I've had an entertaining few days, but from the point of view of a non smoker like myself, it's been a disastrous time.

It's true, I went out with Bloom and Stella, non-smokers on Wednesday night. Stella had suggested a chi-chi Turkish place on Wilton Street. These sorts of chi chi new places are generally the non-smoker's friend, and true enough, it appeared to be a smoke-free joint. Then Stella - who's usually "Make mine an Appeltise" after two glasses of wine, suggested we retire to the ante room to enjoy another bottle of some Spanish white.

As soon as I spotted the hookahs, it seemed appropriate to have a go on one. Apple flavoured tobacco. It's a subtle smoke. So subtle that Bloomie and even Stella had a puff, but I have to say that for me, the experience only served to wake up my lungs again, and after fishing around in my bag, I found my last Marlboro Light.

It was only around 9.30 when we exited, and Bloom suggested a quick one in the Pub on the corner. At least, I think it was Bloom. I needed to get cash, and the machine was right there on the wall of Sainsbury's.
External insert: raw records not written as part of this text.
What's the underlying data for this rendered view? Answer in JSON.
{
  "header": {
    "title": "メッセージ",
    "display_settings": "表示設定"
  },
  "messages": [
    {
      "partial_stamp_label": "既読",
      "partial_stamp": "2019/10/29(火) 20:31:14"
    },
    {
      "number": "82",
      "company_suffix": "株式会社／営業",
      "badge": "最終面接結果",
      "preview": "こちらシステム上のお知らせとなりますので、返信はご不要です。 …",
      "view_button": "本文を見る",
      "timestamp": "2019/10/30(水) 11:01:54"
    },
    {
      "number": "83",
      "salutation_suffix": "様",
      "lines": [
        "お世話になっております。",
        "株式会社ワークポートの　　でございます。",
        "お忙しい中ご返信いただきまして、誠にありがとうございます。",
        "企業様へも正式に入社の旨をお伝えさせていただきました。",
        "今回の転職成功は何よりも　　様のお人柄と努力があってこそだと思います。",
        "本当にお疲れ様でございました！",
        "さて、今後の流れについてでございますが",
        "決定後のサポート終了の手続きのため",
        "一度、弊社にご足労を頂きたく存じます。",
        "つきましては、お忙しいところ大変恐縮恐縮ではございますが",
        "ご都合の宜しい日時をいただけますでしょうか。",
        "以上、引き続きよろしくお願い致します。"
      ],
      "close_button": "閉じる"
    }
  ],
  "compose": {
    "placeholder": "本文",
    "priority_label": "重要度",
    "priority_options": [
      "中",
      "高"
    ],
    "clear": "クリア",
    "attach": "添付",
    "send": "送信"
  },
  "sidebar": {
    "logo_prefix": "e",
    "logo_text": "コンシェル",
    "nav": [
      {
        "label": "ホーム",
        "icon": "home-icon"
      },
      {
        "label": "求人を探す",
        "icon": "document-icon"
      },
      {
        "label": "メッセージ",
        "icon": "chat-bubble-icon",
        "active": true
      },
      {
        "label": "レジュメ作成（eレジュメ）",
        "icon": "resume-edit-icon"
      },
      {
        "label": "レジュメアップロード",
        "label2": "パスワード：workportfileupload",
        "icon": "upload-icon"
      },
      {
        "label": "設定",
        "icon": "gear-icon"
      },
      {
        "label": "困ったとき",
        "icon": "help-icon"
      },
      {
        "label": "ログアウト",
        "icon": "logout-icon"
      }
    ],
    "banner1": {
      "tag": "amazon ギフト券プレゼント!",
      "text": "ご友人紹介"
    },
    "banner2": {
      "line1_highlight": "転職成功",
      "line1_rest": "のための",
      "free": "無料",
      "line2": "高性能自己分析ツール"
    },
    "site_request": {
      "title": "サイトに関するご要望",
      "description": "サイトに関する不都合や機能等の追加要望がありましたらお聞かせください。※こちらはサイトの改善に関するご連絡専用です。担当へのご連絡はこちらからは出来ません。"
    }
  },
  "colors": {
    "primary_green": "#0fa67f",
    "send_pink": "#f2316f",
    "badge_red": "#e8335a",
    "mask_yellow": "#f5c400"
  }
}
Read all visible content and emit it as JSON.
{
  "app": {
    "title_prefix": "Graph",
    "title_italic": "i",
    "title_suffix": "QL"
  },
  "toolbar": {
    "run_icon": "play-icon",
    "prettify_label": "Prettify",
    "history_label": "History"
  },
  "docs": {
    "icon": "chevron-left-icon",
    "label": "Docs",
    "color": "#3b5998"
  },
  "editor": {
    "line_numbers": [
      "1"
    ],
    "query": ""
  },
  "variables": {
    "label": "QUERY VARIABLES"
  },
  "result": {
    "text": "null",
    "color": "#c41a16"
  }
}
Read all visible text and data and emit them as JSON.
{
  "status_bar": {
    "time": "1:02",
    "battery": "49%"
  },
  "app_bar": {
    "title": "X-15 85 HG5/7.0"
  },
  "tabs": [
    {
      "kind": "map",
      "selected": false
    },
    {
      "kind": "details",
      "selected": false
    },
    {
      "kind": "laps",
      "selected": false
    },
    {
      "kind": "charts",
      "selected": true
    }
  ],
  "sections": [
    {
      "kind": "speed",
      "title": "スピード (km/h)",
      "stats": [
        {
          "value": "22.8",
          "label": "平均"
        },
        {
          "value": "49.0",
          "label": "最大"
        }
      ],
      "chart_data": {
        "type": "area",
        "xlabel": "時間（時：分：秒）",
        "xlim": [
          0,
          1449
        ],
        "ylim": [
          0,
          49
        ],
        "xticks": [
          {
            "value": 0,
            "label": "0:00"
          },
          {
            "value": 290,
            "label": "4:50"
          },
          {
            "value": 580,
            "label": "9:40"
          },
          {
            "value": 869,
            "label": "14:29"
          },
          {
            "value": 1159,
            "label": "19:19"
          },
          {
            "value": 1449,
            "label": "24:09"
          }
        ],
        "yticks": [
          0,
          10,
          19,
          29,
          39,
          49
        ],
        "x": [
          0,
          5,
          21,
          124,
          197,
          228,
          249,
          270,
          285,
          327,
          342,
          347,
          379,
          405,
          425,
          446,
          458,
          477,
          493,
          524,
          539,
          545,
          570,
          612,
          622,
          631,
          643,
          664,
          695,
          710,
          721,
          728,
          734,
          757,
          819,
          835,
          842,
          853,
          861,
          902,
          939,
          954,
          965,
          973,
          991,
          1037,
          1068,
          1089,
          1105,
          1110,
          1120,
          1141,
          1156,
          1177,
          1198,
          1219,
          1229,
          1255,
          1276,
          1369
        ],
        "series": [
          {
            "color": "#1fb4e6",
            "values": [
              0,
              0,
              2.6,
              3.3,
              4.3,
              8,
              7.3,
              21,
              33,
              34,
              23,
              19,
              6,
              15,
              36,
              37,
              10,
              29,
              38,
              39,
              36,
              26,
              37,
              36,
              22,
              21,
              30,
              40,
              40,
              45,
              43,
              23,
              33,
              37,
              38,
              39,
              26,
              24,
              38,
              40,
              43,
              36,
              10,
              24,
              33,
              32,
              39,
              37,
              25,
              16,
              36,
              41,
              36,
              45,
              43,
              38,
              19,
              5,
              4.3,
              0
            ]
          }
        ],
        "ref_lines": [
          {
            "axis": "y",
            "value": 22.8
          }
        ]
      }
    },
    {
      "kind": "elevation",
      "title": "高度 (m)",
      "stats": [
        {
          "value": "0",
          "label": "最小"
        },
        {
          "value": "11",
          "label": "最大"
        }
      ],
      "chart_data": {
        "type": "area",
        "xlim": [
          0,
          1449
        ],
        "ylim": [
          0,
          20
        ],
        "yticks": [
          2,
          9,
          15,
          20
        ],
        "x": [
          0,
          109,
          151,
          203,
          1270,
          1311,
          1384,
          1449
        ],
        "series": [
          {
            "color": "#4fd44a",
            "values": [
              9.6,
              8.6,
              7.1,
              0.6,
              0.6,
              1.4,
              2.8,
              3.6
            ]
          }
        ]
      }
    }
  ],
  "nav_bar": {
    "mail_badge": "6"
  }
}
Seeing as the smoker's hatch was right by the door, it was convenient to slip in for another packet of ten.

You don't feel like you're committing yourself with a packet of ten, do you?

The bus home goes via Camberwell, where Claire lives. She fancied meeting up for a quick pint. Claire is a failed non-smoker, and she had her tobacco with her.

Over our breakfast cup of tea at Claire's I didn't share a morning fag with her, or after lunch back at my place.

And when I went out to meet Ana at the Wheatsheaf that evening, I took no cigarettes. I smoked Ana's rollies, instead.

The picture above is there to remind me how disgusting they are - I had to fish it out from the bottom of the sink. The fruit looks good, and I'm about to eat one.

Wednesday, August 02, 2006

Day three, week two

Spent last night leaning against the bar in the New Cross Inn. We calculated that we were probably the fifth and sixth most elderly people there, and while I'd made the effort with the rock chick dress, it ended up being teamed with lesbian sandals.

I spent the evening leaning on the bar, trying not to look like the drummer's mother. Gins were taken, cigarettes were smoked, though I took Maria's lead and only lit up when she did. About eight. It may sound pathetic, but to me, it's progress.

the first band were www.myspace.com/popularworkshop - boys with thrash, the other was Nebraska, whose myspace address is forgettable, since someone had bagged the US state. The lead singer thinks he's Morrissey. They were good. We arrived after the blah blah blahs but I like the name. I got tickets to see the Yeah Yeah Yeahs last year, on the strength of their name.

Ended up talking to people who seemed like cool band types, and turned out to be teachers who gave out about the state of the last Year seven intake. Yikes.

After getting up late, I had a long call from Emmanuel, moaning about his charlatan excuse for an architect. We agreed to get drunk soon. Off to meet two girlfriends from way back. Neither smoke. I should be okay.

Tuesday, August 01, 2006

Day two, week two

I didn't mention I'm job hunting, did I? Skiving out of the office while I wait for the redundo cheque is a good way of avoiding the inevitable smoker sessions outside the building - the new management recently banned us from the smoking bunker in the basement - and I'm managing not to escape from the mac to the garden for a shifty smoke.

I did my first ever psychometric test yesterday afternoon, and I still didn't need a fag. This is impressive. It was vile and will probably cost me a second interview.

Hey ho.

Had one fag today when Linds popped round. She asked if I had any, and it seemed churlish not to join her for one as we sat on the grass. Nipped up to the High Street to sort out banking stuff - truly detestable - and I still didn't smoke.

Maria's round in a bit, and we're off to see a band in the next parish. I'm aiming for no more than five all night.